Colin Singleton just graduated from high school and got dumped by a girl named Katherine for the nineteenth time. Ever since he began dating, his girlfriends have have only been named Katherine, and it has to be spelled exactly like that, and she can't go by a nickname like Kat or anything. But weird dating type aside, Colin is no ordinary boy. He is a prodigy, and has always been super-smart. He tries to read 400 pages a day, and he learns facts like crazy. Unfortunately, prodigies are not so cool forever, and Colin is beginning to figure this out for himself. If you're a genius, you invent things, and you're brilliant into your adult life. But prodigies...well, Colin feels like they never do anything really special. You get to be that ten-year-old who knows everything, but by the time you hit college, you're just like everyone else, and it sucks, since for your whole childhood you were called special and brilliant, and now...now you're not. And to make matters worse, this most recent Katherine who dumped him...well, he was actually in love with her. He knew that it was more than just a crush, more than the feelings he had for Katherines throughout elementary school, middle school, and the early years of high school. He is heartbroken, depressed, and feels useless. So when his friend Hassan Harbish shows up at his house shortly after the terrible dumping and offers to take Colin on a road trip to dispel his misery and perhaps find a new purpose, Colin readily agrees. The boys soon head out of their hometown of Chicago and find themselves in Gutshot, Tennessee, a little town that claims to contain the grave of Archduke Franz Ferdinand. Colin and Hassan meet a girl named Lindsey Lee Wells, whose mom, Hollis, offers the boys the job of interviewing Gutshot residents to compile an oral history, and in exchange, she will pay them $500 per week and give them room and board at her house. Between interviewing, Colin is trying to come up with a formula he calls the Theorem of Underlying Katherine Predictability, which is supposed to show the progression of a relationship, and could also be used, Colin believes, to predict the future. At the same time, he's trying to convince Hassan to go to college. His friend has "taken a year off" and that one year looks like it may turn into two if Hassan isn't careful. While spending the summer in Gutshot, Colin discovers many things about Katherines, the Theorem, being a nearly-former prodigy, and the way he loves.
Slight spoiler
One of my favorite parts of the book was the creation of Lindsey. In so many YA books--even the really good ones--the love interest is constantly being described. Their hair, their eyes, their height, their width, their skin, their clothes, oh-they're-so-attractive, etc. But Lindsey Lee Wells was pretty slim on description. When you first meet her, it says she has mahogany hair, but that's as far as it goes. Sure, a few words are sometimes spent describing her clothes in vague terms, but it's very natural and fits well into the rhythm of the story without seeming like an ostentatious description of the girlfriend. Perhaps it helps that Lindsey is not single at the beginning of the story, and she is not a Katherine, so why would Colin waste time thinking about her romantically, etc. You don't know what color Lindsey's eyes are, if she's tall or short, fat or thin, pale or dark. Maybe this is just a reflection of Colin's character and how dorky he is, but I think it's deliberate in a very different way.

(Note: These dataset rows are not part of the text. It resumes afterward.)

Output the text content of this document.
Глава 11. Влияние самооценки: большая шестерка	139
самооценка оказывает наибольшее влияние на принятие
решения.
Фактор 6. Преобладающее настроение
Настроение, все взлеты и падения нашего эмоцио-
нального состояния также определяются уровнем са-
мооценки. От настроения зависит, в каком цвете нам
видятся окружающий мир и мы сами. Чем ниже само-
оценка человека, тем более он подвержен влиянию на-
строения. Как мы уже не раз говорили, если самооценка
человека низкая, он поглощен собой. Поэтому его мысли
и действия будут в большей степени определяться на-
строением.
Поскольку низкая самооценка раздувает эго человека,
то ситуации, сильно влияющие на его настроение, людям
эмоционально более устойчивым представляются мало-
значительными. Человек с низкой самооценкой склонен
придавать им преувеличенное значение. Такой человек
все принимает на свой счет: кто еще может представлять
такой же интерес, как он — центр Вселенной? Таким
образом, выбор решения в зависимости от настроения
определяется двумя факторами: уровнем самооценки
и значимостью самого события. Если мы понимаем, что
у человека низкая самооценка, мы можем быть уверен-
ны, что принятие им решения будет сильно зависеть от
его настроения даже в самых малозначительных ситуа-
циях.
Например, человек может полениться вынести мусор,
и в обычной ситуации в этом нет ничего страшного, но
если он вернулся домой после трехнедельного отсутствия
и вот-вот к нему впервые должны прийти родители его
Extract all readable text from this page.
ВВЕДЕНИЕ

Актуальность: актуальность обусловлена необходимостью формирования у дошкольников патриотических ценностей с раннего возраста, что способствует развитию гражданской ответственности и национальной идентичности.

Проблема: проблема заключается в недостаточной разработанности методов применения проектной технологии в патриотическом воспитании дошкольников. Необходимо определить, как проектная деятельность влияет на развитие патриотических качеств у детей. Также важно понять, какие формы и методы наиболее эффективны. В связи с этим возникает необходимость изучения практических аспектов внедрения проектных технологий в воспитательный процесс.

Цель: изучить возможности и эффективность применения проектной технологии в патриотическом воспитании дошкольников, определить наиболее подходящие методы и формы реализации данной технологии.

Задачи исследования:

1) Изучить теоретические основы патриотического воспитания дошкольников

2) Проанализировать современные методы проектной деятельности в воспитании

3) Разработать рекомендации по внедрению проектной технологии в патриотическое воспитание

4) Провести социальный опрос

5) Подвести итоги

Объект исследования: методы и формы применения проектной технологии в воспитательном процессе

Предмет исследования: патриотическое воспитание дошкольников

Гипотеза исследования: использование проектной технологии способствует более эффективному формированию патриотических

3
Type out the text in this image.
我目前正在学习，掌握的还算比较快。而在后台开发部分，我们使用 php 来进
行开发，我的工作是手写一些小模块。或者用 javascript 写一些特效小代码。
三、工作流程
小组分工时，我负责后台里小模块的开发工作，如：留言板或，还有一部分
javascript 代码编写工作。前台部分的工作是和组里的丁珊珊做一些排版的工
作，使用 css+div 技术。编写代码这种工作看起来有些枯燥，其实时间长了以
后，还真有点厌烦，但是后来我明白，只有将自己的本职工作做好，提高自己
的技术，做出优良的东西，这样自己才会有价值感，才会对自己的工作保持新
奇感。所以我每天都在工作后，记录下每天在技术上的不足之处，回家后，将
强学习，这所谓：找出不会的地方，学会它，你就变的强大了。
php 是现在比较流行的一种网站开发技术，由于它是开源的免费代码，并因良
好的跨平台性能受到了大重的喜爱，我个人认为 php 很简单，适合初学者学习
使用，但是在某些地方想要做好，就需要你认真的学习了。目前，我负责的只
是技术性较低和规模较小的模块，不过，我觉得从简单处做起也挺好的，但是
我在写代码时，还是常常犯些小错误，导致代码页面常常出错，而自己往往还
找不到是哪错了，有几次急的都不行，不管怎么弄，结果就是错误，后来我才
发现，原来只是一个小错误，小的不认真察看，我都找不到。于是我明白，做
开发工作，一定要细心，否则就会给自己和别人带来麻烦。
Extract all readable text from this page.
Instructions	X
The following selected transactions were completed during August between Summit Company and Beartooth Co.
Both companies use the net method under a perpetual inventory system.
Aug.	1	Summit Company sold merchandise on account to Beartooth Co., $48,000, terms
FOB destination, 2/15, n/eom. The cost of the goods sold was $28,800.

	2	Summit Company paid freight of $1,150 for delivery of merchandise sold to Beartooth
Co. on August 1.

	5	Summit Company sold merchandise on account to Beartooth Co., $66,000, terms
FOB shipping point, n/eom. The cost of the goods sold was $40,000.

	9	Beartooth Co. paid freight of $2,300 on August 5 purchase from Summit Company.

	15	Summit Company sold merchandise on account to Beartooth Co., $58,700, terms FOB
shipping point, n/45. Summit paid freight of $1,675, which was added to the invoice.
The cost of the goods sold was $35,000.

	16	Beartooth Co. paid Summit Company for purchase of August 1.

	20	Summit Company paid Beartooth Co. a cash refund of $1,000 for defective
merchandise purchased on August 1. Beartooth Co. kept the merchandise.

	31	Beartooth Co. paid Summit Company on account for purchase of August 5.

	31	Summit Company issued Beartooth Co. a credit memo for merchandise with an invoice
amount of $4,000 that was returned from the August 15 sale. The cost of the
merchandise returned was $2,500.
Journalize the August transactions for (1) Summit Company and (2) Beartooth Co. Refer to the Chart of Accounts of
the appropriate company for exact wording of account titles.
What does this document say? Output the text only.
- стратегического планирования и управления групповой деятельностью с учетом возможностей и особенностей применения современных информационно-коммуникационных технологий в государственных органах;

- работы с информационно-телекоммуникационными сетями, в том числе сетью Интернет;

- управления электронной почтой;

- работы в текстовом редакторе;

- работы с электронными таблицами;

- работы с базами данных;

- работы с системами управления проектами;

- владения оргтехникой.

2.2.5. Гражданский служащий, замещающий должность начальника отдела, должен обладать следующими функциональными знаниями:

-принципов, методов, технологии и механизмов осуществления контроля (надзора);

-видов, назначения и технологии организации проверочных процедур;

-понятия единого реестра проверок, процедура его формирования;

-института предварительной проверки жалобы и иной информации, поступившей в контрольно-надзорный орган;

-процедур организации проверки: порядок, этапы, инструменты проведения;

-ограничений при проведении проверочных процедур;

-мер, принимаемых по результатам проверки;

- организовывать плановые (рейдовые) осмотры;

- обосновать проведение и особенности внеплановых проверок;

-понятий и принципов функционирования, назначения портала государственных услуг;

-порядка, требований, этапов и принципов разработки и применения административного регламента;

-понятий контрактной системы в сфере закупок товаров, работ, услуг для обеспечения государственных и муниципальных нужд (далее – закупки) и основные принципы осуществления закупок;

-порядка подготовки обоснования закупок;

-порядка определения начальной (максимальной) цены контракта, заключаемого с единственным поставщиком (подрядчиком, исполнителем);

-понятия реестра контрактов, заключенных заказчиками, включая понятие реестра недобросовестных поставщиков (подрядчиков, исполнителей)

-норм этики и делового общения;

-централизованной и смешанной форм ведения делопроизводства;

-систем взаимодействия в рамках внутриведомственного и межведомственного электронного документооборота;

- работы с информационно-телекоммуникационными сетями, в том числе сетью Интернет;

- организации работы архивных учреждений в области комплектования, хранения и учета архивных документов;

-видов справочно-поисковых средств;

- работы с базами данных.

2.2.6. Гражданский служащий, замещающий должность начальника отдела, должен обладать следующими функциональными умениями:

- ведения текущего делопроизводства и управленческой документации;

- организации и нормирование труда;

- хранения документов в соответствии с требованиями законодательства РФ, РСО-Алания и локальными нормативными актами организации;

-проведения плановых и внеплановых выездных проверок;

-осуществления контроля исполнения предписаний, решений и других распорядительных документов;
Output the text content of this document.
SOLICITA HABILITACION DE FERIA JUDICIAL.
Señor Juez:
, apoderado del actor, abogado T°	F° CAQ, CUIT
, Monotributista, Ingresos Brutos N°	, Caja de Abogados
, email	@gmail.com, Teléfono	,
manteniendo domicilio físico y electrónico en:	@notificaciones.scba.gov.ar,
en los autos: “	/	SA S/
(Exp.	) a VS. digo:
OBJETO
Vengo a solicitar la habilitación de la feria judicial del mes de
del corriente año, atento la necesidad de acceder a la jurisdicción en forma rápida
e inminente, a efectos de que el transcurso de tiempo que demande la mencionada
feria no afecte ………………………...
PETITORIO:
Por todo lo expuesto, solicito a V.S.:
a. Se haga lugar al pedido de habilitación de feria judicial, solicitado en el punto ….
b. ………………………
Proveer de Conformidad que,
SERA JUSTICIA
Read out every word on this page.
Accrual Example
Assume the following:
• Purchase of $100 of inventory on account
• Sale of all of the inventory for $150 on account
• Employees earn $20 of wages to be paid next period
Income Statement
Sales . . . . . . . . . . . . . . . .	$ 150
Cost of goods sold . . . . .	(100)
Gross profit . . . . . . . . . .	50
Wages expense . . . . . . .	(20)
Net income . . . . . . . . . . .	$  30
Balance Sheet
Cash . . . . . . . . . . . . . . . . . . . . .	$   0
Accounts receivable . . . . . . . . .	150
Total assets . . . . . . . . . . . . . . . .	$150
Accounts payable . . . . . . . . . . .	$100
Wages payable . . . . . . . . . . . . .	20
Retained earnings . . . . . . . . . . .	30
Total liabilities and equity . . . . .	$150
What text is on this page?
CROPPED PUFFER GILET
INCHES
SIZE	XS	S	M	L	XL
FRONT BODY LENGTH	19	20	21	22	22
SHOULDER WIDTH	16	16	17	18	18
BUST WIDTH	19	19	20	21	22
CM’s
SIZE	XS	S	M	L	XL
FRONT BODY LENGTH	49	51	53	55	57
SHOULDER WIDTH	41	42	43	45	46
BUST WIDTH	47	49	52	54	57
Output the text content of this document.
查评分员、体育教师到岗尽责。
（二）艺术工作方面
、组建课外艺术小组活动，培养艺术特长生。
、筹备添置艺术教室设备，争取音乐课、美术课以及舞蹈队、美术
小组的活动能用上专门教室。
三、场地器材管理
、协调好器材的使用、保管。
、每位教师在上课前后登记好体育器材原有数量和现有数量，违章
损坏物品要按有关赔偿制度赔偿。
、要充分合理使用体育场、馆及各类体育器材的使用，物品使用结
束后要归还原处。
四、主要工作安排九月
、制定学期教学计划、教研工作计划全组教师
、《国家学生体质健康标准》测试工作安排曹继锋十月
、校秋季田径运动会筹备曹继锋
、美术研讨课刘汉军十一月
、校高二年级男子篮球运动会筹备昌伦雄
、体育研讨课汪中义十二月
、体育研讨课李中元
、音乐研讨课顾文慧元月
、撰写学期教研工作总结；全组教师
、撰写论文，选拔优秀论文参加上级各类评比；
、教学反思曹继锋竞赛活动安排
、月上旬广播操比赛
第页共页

End of the slight spoiler.
There were a few things that I found really, really annoying about this book, though, mostly repetition of words like kafir and Jew-fro. But that was a pretty small thing.
In short, I would recommend this book to most people who like YA realistic fiction and the kinds of things that Colin likes, such as anagrams and math. I guess even if you don't like those things, if Hassan is your sort of person (I know I don't say a lot about him here; you can always research the character elsewhere), it could still be a good book. Not John Green's best, but unless he's hiding something away because it sold so badly, I don't think he's written a truly unpopular novel.